I have completed two hundred and thirty-four (234) weeks of semi-lockdown due to Covid-19. Outside home activities involved volunteering at the History Center and the Oakland FamilySearch Center, running trains at the gallery in Pleasanton, and visiting the San Francisco Public Library history archive by riding BART.

Genealogy

Genealogy Meetings:  
This week, Jacqueline and I met on Zoom and I helped her fix a table of contents in a Word document. On Wednesday, I went to San Francisco with the NorCal chapter of APG to tour the history archive at the San Francisco Public Library. The five of us then had lunch at food trucks in the Civic Center Plaza. Linda and I rode BART in for easy access.

Genealogy Writing/Research:
I got started on a couple of articles I’m writing for Der Blumenbaum and Nugget. I also worked on some research and document transcriptions for my Lancaster and Davey families.

Blog Post Published:

What We Don’t Talk About Enough. For 52 Ancestors’ theme of “We Don’t Talk About It,” I wrote about some members of my grandfather’s family who had mental illness. This post was highlighted on Randy Seaver's "Best of the Genea-blogs."

SNGF: Ancestors Who Lived a Life of Hardship. I wrote about Amanda Jones who traveled from Tennessee to Texas during the Civil War without a husband who had died during the war.

Genealogy Volunteer/Work:
I began working on the finding aid for the Pleasant Hill Historical Society Collection. It’s such a diverse collection with over twenty boxes. It also won’t be stored together so it will be important to note their location.

At the Oakland FamilySearch Center, I helped a gentleman, who was visiting from Tennessee, to locate his mother’s family in census records. He is excited to keep working on the research once he gets home.

I created the press release for the upcoming BCG-sponsored webinar and sent it out.

Webinars/Courses Viewed:
I attended the Fall SLIG orientation and our class also met in a breakout room. I will be the hiveminder for the Saturday session.

Saturday, I attended the first part of the OUR ANCESTORS’ WORLD: German History and the Role of the Church in Everyday Life seminar and viewed the second half as a recording on Sunday. It was a great seminar with an overview of history and insight into what else can be learned from German church records besides baptisms, marriages, and burials. We can view the recordings for one year. I can’t wait for the next installment in November.

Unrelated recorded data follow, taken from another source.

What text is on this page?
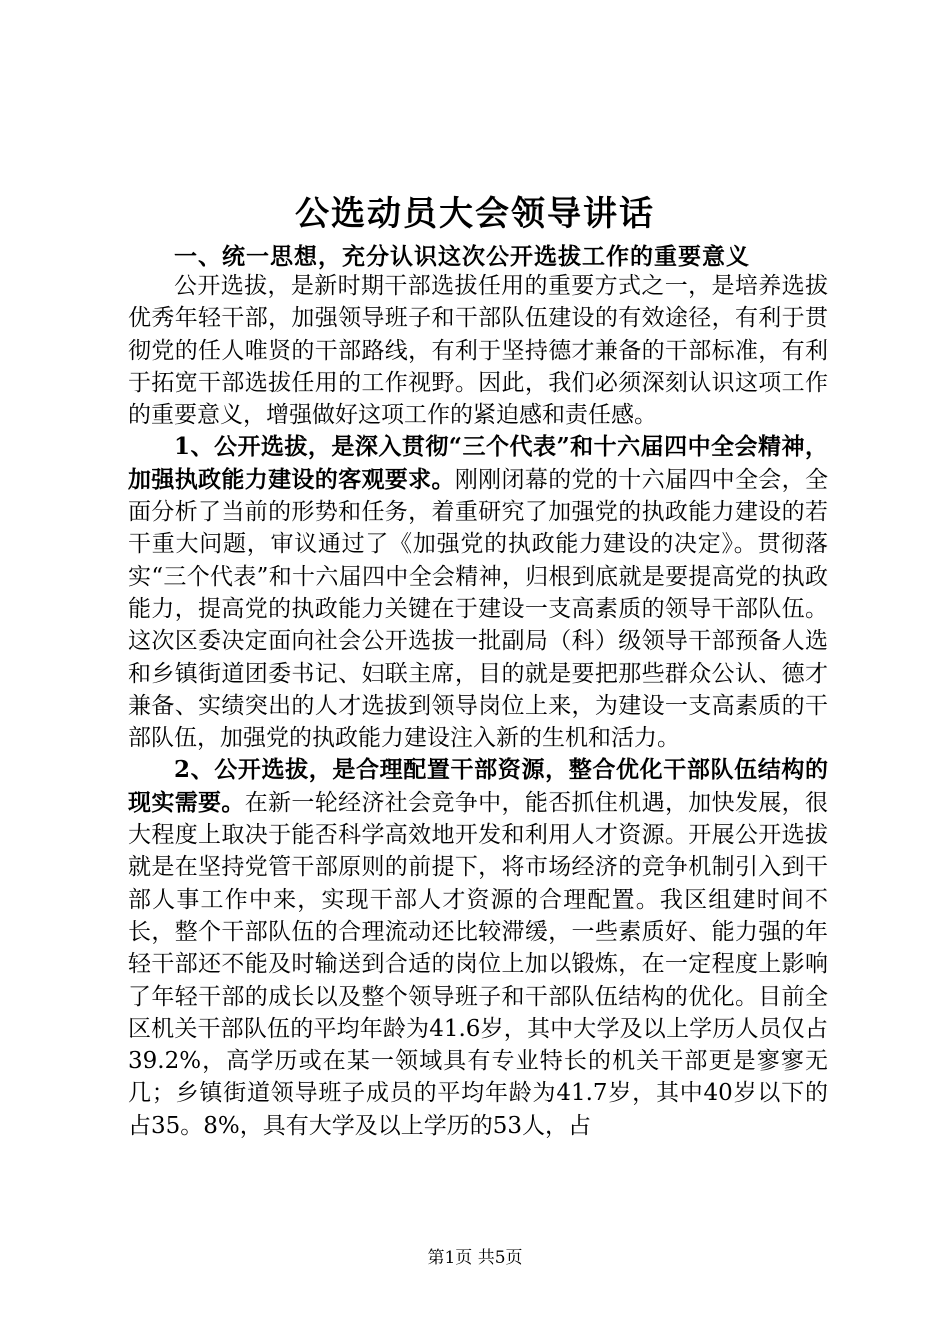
公选动员大会领导讲话
一、统一思想，充分认识这次公开选拔工作的重要意义

公开选拔，是新时期干部选拔任用的重要方式之一，是培养选拔优秀年轻干部，加强领导班子和干部队伍建设的有效途径，有利于贯彻党的任人唯贤的干部路线，有利于坚持德才兼备的干部标准，有利于拓宽干部选拔任用的工作视野。因此，我们必须深刻认识这项工作的重要意义，增强做好这项工作的紧迫感和责任感。

1、公开选拔，是深入贯彻“三个代表”和十六届四中全会精神，加强执政能力建设的客观要求。刚刚闭幕的党的十六届四中全会，全面分析了当前的形势和任务，着重研究了加强党的执政能力建设的若干重大问题，审议通过了《加强党的执政能力建设的决定》。贯彻落实“三个代表”和十六届四中全会精神，归根到底就是要提高党的执政能力，提高党的执政能力关键在于建设一支高素质的领导干部队伍。这次区委决定面向社会公开选拔一批副局（科）级领导干部预备人选和乡镇街道团委书记、妇联主席，目的就是要把那些群众公认、德才兼备、实绩突出的人才选拔到领导岗位上来，为建设一支高素质的干部队伍，加强党的执政能力建设注入新的生机和活力。

2、公开选拔，是合理配置干部资源，整合优化干部队伍结构的现实需要。在新一轮经济社会竞争中，能否抓住机遇，加快发展，很大程度上取决于能否科学高效地开发和利用人才资源。开展公开选拔就是在坚持党管干部原则的前提下，将市场经济的竞争机制引入到干部人事工作中来，实现干部人才资源的合理配置。我区组建时间不长，整个干部队伍的合理流动还比较滞缓，一些素质好、能力强的年轻干部还不能及时输送到合适的岗位上加以锻炼，在一定程度上影响了年轻干部的成长以及整个领导班子和干部队伍结构的优化。目前全区机关干部队伍的平均年龄为41.6岁，其中大学及以上学历人员仅占39.2%，高学历或在某一领域具有专业特长的机关干部更是寥寥无几；乡镇街道领导班子成员的平均年龄为41.7岁，其中40岁以下的占35。8%，具有大学及以上学历的53人，占

第1页 共5页
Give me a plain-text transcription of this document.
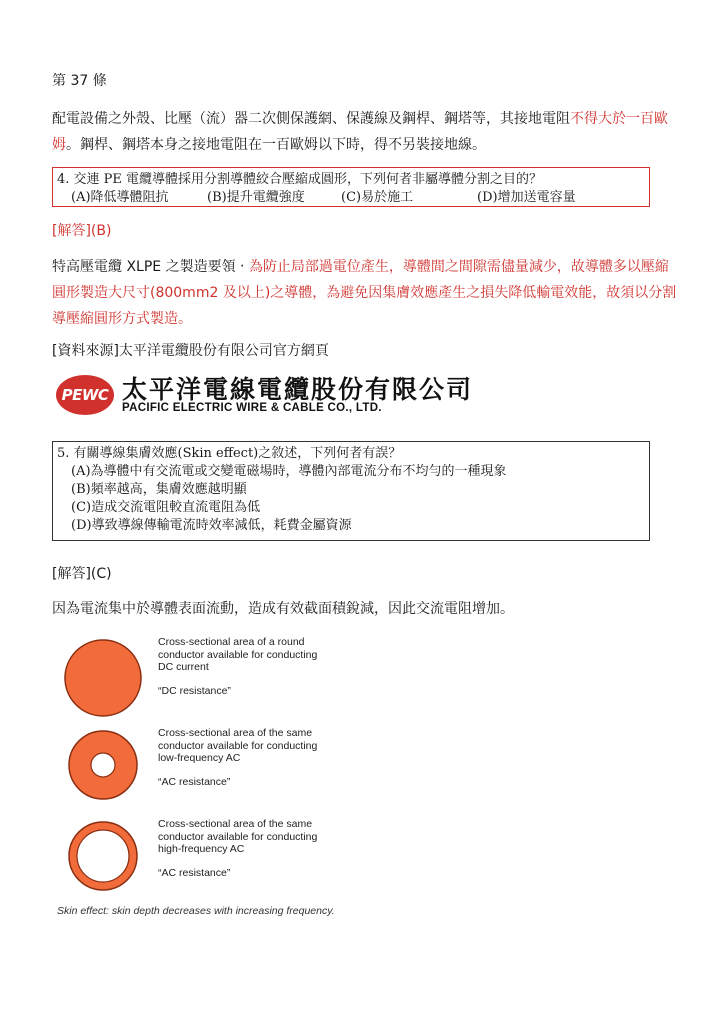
第 37 條
配電設備之外殼、比壓（流）器二次側保護網、保護線及鋼桿、鋼塔等，其接地電阻不得大於一百歐姆。鋼桿、鋼塔本身之接地電阻在一百歐姆以下時，得不另裝接地線。
4. 交連 PE 電纜導體採用分割導體絞合壓縮成圓形，下列何者非屬導體分割之目的？
(A)降低導體阻抗	(B)提升電纜強度	(C)易於施工	(D)增加送電容量
[解答](B)
特高壓電纜 XLPE 之製造要領 ‧ 為防止局部過電位產生，導體間之間隙需儘量減少，故導體多以壓縮圓形製造大尺寸(800mm2 及以上)之導體，為避免因集膚效應產生之損失降低輸電效能，故須以分割導壓縮圓形方式製造。
[資料來源]太平洋電纜股份有限公司官方網頁
PEWC 太平洋電線電纜股份有限公司
PACIFIC ELECTRIC WIRE & CABLE CO., LTD.
5. 有關導線集膚效應(Skin effect)之敘述，下列何者有誤？
(A)為導體中有交流電或交變電磁場時，導體內部電流分布不均勻的一種現象
(B)頻率越高，集膚效應越明顯
(C)造成交流電阻較直流電阻為低
(D)導致導線傳輸電流時效率減低，耗費金屬資源
[解答](C)
因為電流集中於導體表面流動，造成有效截面積銳減，因此交流電阻增加。
Cross-sectional area of a round
conductor available for conducting
DC current
“DC resistance”
Cross-sectional area of the same
conductor available for conducting
low-frequency AC
“AC resistance”
Cross-sectional area of the same
conductor available for conducting
high-frequency AC
“AC resistance”
Skin effect: skin depth decreases with increasing frequency.
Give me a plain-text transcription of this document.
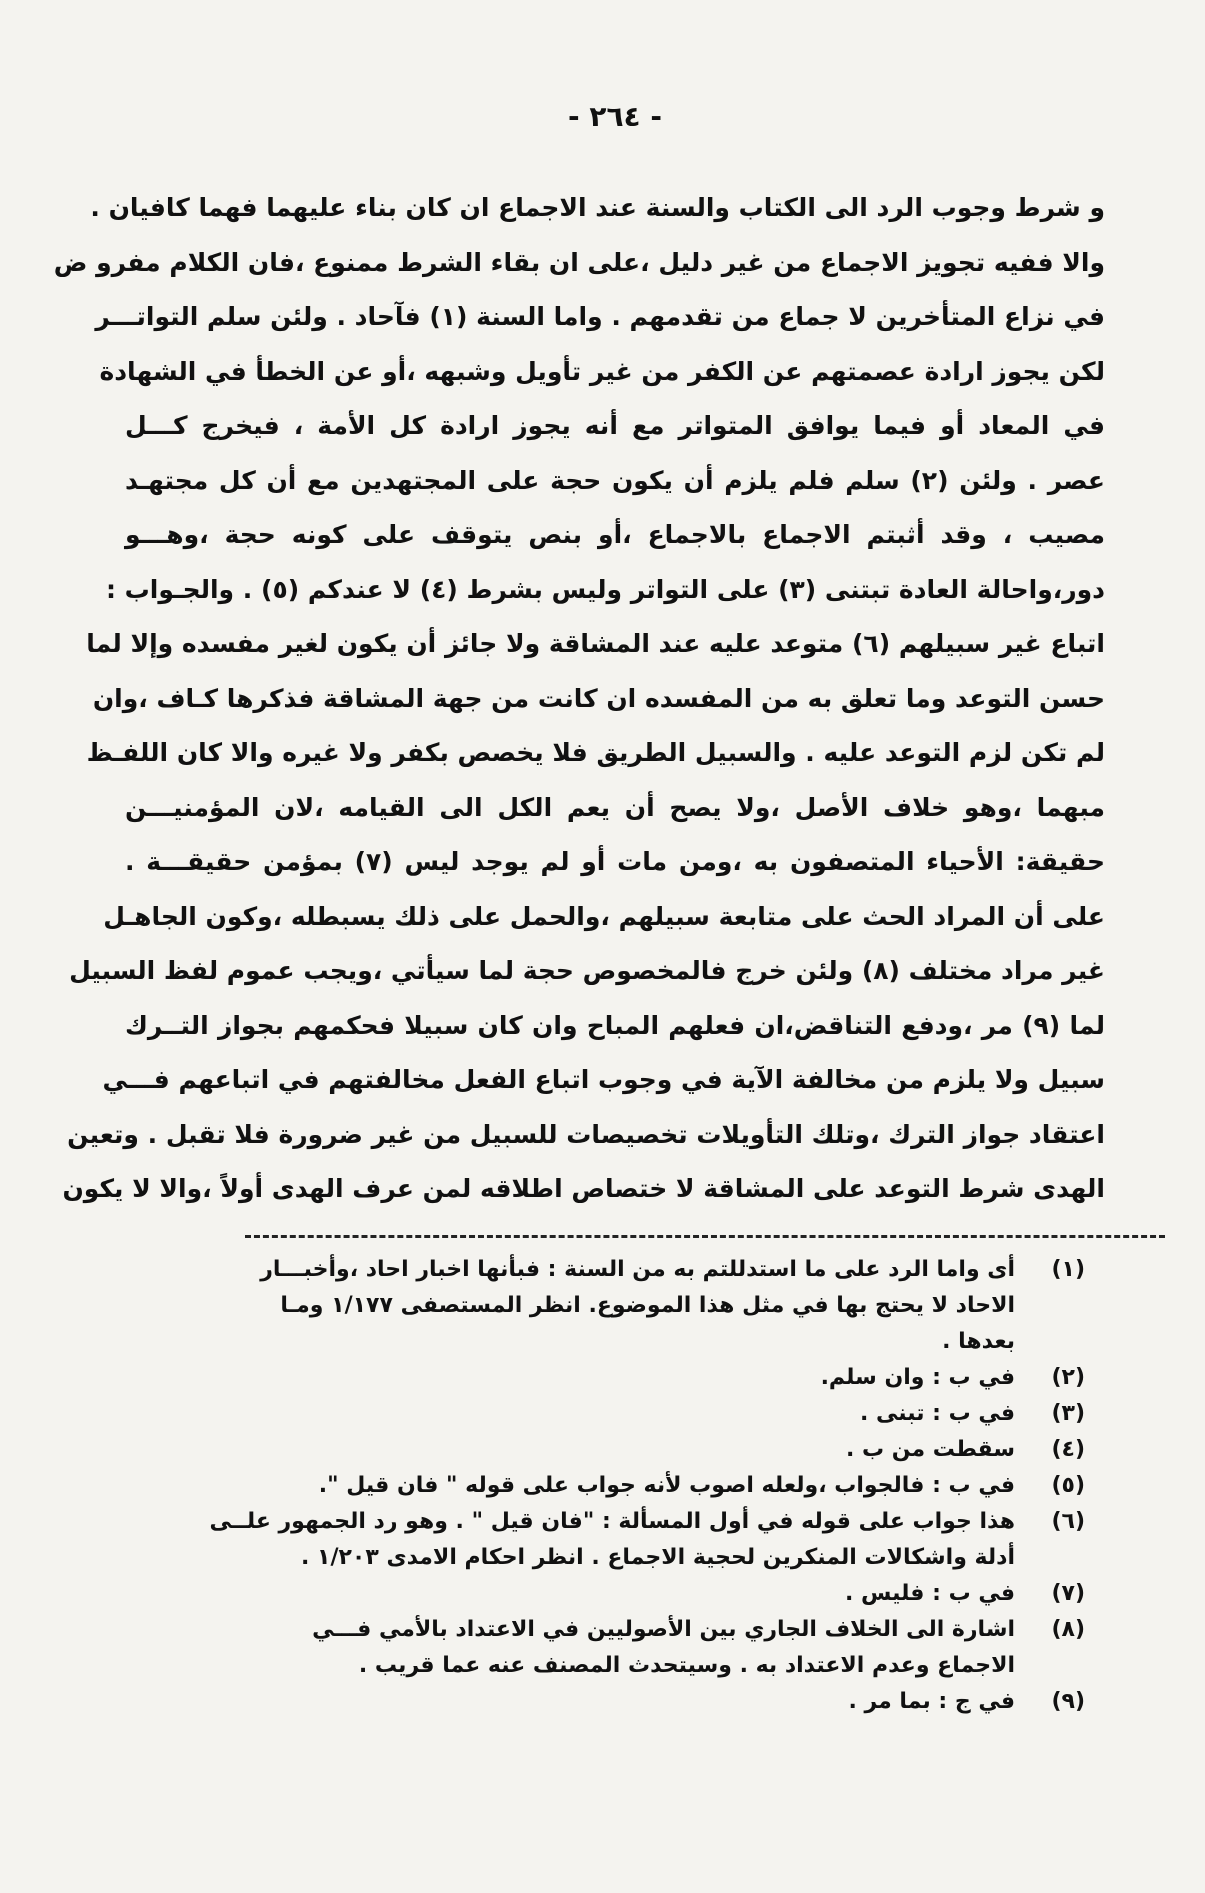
- ٢٦٤ -
و شرط وجوب الرد الى الكتاب والسنة عند الاجماع ان كان بناء عليهما فهما كافيان .
والا ففيه تجويز الاجماع من غير دليل ،على ان بقاء الشرط ممنوع ،فان الكلام مفرو ض
في نزاع المتأخرين لا جماع من تقدمهم . واما السنة (١) فآحاد . ولئن سلم التواتـــر
لكن يجوز ارادة عصمتهم عن الكفر من غير تأويل وشبهه ،أو عن الخطأ في الشهادة
في المعاد أو فيما يوافق المتواتر مع أنه يجوز ارادة كل الأمة ، فيخرج كـــل
عصر . ولئن (٢) سلم فلم يلزم أن يكون حجة على المجتهدين مع أن كل مجتهـد
مصيب ، وقد أثبتم الاجماع بالاجماع ،أو بنص يتوقف على كونه حجة ،وهـــو
دور،واحالة العادة تبتنى (٣) على التواتر وليس بشرط (٤) لا عندكم (٥) . والجـواب :
اتباع غير سبيلهم (٦) متوعد عليه عند المشاقة ولا جائز أن يكون لغير مفسده وإلا لما
حسن التوعد وما تعلق به من المفسده ان كانت من جهة المشاقة فذكرها كـاف ،وان
لم تكن لزم التوعد عليه . والسبيل الطريق فلا يخصص بكفر ولا غيره والا كان اللفـظ
مبهما ،وهو خلاف الأصل ،ولا يصح أن يعم الكل الى القيامه ،لان المؤمنيـــن
حقيقة: الأحياء المتصفون به ،ومن مات أو لم يوجد ليس (٧) بمؤمن حقيقـــة .
على أن المراد الحث على متابعة سبيلهم ،والحمل على ذلك يسبطله ،وكون الجاهـل
غير مراد مختلف (٨) ولئن خرج فالمخصوص حجة لما سيأتي ،ويجب عموم لفظ السبيل
لما (٩) مر ،ودفع التناقض،ان فعلهم المباح وان كان سبيلا فحكمهم بجواز التــرك
سبيل ولا يلزم من مخالفة الآية في وجوب اتباع الفعل مخالفتهم في اتباعهم فـــي
اعتقاد جواز الترك ،وتلك التأويلات تخصيصات للسبيل من غير ضرورة فلا تقبل . وتعين
الهدى شرط التوعد على المشاقة لا ختصاص اطلاقه لمن عرف الهدى أولاً ،والا لا يكون
(١)
أى واما الرد على ما استدللتم به من السنة : فبأنها اخبار احاد ،وأخبـــار
الاحاد لا يحتج بها في مثل هذا الموضوع. انظر المستصفى ١/١٧٧ ومـا
بعدها .
(٢)
في ب : وان سلم.
(٣)
في ب : تبنى .
(٤)
سقطت من ب .
(٥)
في ب : فالجواب ،ولعله اصوب لأنه جواب على قوله " فان قيل ".
(٦)
هذا جواب على قوله في أول المسألة : "فان قيل " . وهو رد الجمهور علــى
أدلة واشكالات المنكرين لحجية الاجماع . انظر احكام الامدى ١/٢٠٣ .
(٧)
في ب : فليس .
(٨)
اشارة الى الخلاف الجاري بين الأصوليين في الاعتداد بالأمي فـــي
الاجماع وعدم الاعتداد به . وسيتحدث المصنف عنه عما قريب .
(٩)
في ج : بما مر .
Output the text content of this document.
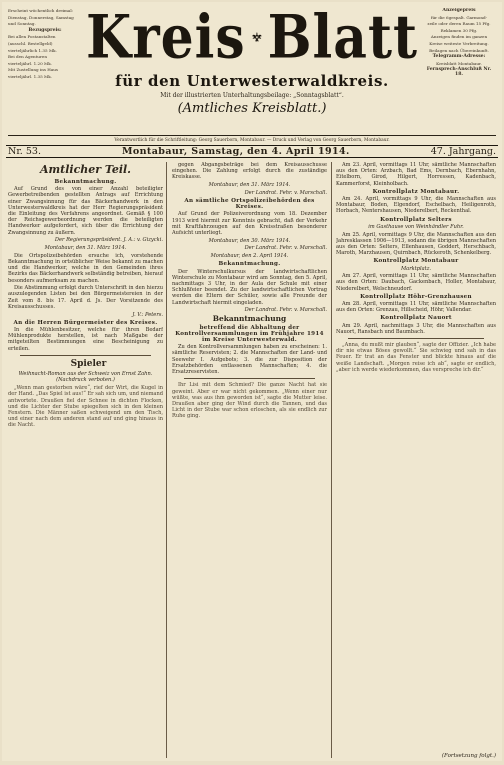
Erscheint wöchentlich dreimal:

Dienstag, Donnerstag, Samstag

und Sonntag.

Bezugspreis:

Bei allen Postanstalten

(ausschl. Bestellgeld)

vierteljährlich 1.35 Mk.

Bei den Agenturen

vierteljährl. 1.20 Mk.

Mit Zustellung ins Haus

vierteljährl. 1.35 Mk.

Kreis Blatt
für den Unterwesterwaldkreis.
Mit der illustrierten Unterhaltungsbeilage: „Sonntagsblatt“.
(Amtliches Kreisblatt.)

Anzeigepreis

für die 6gespalt. Garmond-

zeile oder deren Raum 15 Pfg.

Reklamen 30 Pfg.

Anzeigen finden im ganzen

Kreise weiteste Verbreitung.

Beilagen nach Übereinkunft.

Telegramm-Adresse:

Kreisblatt Montabaur.

Fernsprech-Anschluß Nr. 18.

Verantwortlich für die Schriftleitung: Georg Sauerborn, Montabaur. — Druck und Verlag von Georg Sauerborn, Montabaur.
Nr. 53.	Montabaur, Samstag, den 4. April 1914.	47. Jahrgang.
Amtlicher Teil.
Bekanntmachung.

Auf Grund des von einer Anzahl beteiligter Gewerbetreibenden gestellten Antrags auf Errichtung einer Zwangsinnung für das Bäckerhandwerk in den Unterwesterwaldkreis hat der Herr Regierungspräsident die Einleitung des Verfahrens angeordnet. Gemäß § 100 der Reichsgewerbeordnung werden die beteiligten Handwerker aufgefordert, sich über die Errichtung der Zwangsinnung zu äußern.

Der Regierungspräsident. J. A.: v. Gizycki.

Montabaur, den 31. März 1914.

Die Ortspolizeibehörden ersuche ich, vorstehende Bekanntmachung in ortsüblicher Weise bekannt zu machen und die Handwerker, welche in den Gemeinden ihres Bezirks das Bäckerhandwerk selbständig betreiben, hierauf besonders aufmerksam zu machen.

Die Abstimmung erfolgt durch Unterschrift in den hierzu auszulegenden Listen bei den Bürgermeistereien in der Zeit vom 8. bis 17. April d. Js. Der Vorsitzende des Kreisausschusses.

J. V.: Peters.

An die Herren Bürgermeister des Kreises.

In die Mühlenbesitzer, welche für ihren Bedarf Mühlenprodukte herstellen, ist nach Maßgabe der mitgeteilten Bestimmungen eine Bescheinigung zu erteilen.

Spieler

Weihnacht-Roman aus der Schweiz von Ernst Zahn. (Nachdruck verboten.)

„Wenn man gestorben wäre“, rief der Wirt, die Kugel in der Hand. „Das Spiel ist aus!“ Er sah sich um, und niemand antwortete. Draußen fiel der Schnee in dichten Flocken, und die Lichter der Stube spiegelten sich in den kleinen Fenstern. Die Männer saßen schweigend um den Tisch, und einer nach dem anderen stand auf und ging hinaus in die Nacht.

gegen Abgangsbeträge bei dem Kreisausschusse eingehen. Die Zahlung erfolgt durch die zuständige Kreiskasse.

Montabaur, den 31. März 1914.

Der Landrat. Fehr. v. Marschall.

An sämtliche Ortspolizeibehörden des Kreises.

Auf Grund der Polizeiverordnung vom 18. Dezember 1913 wird hiermit zur Kenntnis gebracht, daß der Verkehr mit Kraftfahrzeugen auf den Kreisstraßen besonderer Aufsicht unterliegt.

Montabaur, den 30. März 1914.

Der Landrat. Fehr. v. Marschall.

Montabaur, den 2. April 1914.

Bekanntmachung.

Der Winterschulkursus der landwirtschaftlichen Winterschule zu Montabaur wird am Sonntag, den 5. April, nachmittags 3 Uhr, in der Aula der Schule mit einer Schlußfeier beendet. Zu der landwirtschaftlichen Vortrag werden die Eltern der Schüler, sowie alle Freunde der Landwirtschaft hiermit eingeladen.

Der Landrat. Fehr. v. Marschall.

Bekanntmachung
betreffend die Abhaltung der Kontrollversammlungen im Frühjahre 1914 im Kreise Unterwesterwald.

Zu den Kontrollversammlungen haben zu erscheinen: 1. sämtliche Reservisten; 2. die Mannschaften der Land- und Seewehr I. Aufgebots; 3. die zur Disposition der Ersatzbehörden entlassenen Mannschaften; 4. die Ersatzreservisten.

Ihr Lisi mit dem Schmied? Die ganze Nacht hat sie geweint. Aber er war nicht gekommen. „Wenn einer nur wüßte, was aus ihm geworden ist“, sagte die Mutter leise. Draußen aber ging der Wind durch die Tannen, und das Licht in der Stube war schon erloschen, als sie endlich zur Ruhe ging.

Am 23. April, vormittags 11 Uhr, sämtliche Mannschaften aus den Orten: Arzbach, Bad Ems, Dernbach, Ebernhahn, Eitelborn, Girod, Hilgert, Horressen, Kadenbach, Kammerforst, Kleinholbach.

Kontrollplatz Montabaur.

Am 24. April, vormittags 9 Uhr, die Mannschaften aus Montabaur, Boden, Elgendorf, Eschelbach, Heiligenroth, Horbach, Nentershausen, Niederelbert, Reckenthal.

Kontrollplatz Selters

im Gasthause von Weinhändler Fuhr.

Am 25. April, vormittags 9 Uhr, die Mannschaften aus den Jahresklassen 1906—1913, sodann die übrigen Mannschaften aus den Orten: Selters, Ellenhausen, Goddert, Herschbach, Maroth, Marzhausen, Quirnbach, Rückeroth, Schenkelberg.

Kontrollplatz Montabaur

Marktplatz.

Am 27. April, vormittags 11 Uhr, sämtliche Mannschaften aus den Orten: Daubach, Gackenbach, Holler, Montabaur, Niederelbert, Welschneudorf.

Kontrollplatz Höhr-Grenzhausen

Am 28. April, vormittags 11 Uhr, sämtliche Mannschaften aus den Orten: Grenzau, Hillscheid, Höhr, Vallendar.

Kontrollplatz Nauort

Am 29. April, nachmittags 3 Uhr, die Mannschaften aus Nauort, Ransbach und Baumbach.

„Anna, du mußt mir glauben“, sagte der Offizier. „Ich habe dir nie etwas Böses gewollt.“ Sie schwieg und sah in das Feuer. Er trat an das Fenster und blickte hinaus auf die weiße Landschaft. „Morgen reise ich ab“, sagte er endlich, „aber ich werde wiederkommen, das verspreche ich dir.“

(Fortsetzung folgt.)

OtherLots of tennis watching this week.

I am reading:

  • American Fly Girl by Susan Tate Ankeny
  • Journeys of the Forgotten: The Orphans of Hamilton County, Iowa by Jill Morelli

Photos for this week. No hike this week due to the high temperatures. Here are shots from my trip to San Francisco. One of us looking at a Sanborn map and the other of me discovering the pay phone actually worked.


Genealogists are great at documenting our ancestors’ lives but not so great at documenting our own. I’ll write about what I’ve been doing the past week. This idea came from Randy Seaver of Genea-Musing, who started this meme.

Copyright © 2024 by Lisa S. Gorrell, My Trails into the Past. All Rights Reserved.

Comments

  1. What fun to see those maps. I've never seen paper copies of the Sanborn collection, just digital images . . . and I haven't seen a pay phone in years!